Can Dündar davasının sanığı Murat Şahin: 'Nişancı biriyim, istesem 200 metreden öldürürdüm'
Cumhuriyet Gazetesi Genel Yayın Yönetmeni Can Dündar'a İstanbul Adalet Sarayı önünde silahlı saldırı düzenleyen Murat Şahin’in de aralarında bulunduğu 3 sanık, hakim karşısına çıktı.

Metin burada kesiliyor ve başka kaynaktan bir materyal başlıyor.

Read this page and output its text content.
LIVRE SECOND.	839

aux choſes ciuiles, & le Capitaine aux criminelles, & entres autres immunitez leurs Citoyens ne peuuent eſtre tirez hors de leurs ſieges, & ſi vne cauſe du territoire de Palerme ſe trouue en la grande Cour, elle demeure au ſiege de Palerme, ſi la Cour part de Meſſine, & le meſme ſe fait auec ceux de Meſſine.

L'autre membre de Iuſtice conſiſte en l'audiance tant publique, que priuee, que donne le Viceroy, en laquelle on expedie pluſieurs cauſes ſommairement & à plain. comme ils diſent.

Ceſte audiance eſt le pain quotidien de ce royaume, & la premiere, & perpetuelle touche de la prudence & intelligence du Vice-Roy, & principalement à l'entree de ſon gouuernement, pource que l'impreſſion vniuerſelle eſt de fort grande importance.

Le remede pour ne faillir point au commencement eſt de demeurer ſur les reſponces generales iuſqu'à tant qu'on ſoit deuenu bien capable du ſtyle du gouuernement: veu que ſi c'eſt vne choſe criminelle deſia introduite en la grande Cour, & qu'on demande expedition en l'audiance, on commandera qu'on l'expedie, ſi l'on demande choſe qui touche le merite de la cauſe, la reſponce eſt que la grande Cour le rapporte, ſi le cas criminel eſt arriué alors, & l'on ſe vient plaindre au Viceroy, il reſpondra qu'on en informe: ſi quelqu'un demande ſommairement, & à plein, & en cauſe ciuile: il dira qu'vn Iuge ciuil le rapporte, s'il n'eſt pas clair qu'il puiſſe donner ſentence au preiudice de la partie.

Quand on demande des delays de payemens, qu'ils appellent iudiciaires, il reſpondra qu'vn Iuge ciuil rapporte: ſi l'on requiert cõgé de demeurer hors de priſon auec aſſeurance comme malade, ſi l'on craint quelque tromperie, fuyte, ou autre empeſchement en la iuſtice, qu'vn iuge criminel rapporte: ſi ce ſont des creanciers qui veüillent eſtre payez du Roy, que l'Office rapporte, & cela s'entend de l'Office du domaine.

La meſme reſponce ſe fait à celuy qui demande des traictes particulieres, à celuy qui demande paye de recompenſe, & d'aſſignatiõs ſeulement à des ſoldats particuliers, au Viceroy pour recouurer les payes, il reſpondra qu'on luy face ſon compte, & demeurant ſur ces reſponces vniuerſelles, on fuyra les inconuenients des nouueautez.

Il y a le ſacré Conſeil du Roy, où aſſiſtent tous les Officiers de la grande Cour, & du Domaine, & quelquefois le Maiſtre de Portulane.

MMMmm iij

Saldırıyı gerçekleştiren Murat Şahin, "Amacım Can Dündar'ı öldürmek
ya da yaralamak değildi, Can Dündar'ın Türkiye'ye zarar verdiğini
unutan insanlara mesaj vermekti." dedi.
İstanbul 28. Asliye Ceza Mahkemesi'nde görülen davanın ilk
duruşmasına Metris Ceza evinden getirilen tutuklu sanık Murat Şahin
avukatıyla birlikte katıldı. Davanın tutuksuz sanıkları Habip Ergün
Celep ve Sabri Boyacı da avukatları ile birlikte duruşmada hazır
bulundu. Müşteki Can Dündar yurt dışında olduğu için duruşmaya
katılmazken, saldırıda yaralanan ve davanın diğer müştekisi NTV
muhabiri Yağız Şenkal ise duruşmada hazır bulundu. Duruşmada
tutuklu sanık Murat Şahin'in iş ortağı ve Can Dündar'ın eski
koruması tanık olarak dinlendi.
"AMACIM ÖLDÜRMEK YA DA YARALAMAK DEĞİLDİ"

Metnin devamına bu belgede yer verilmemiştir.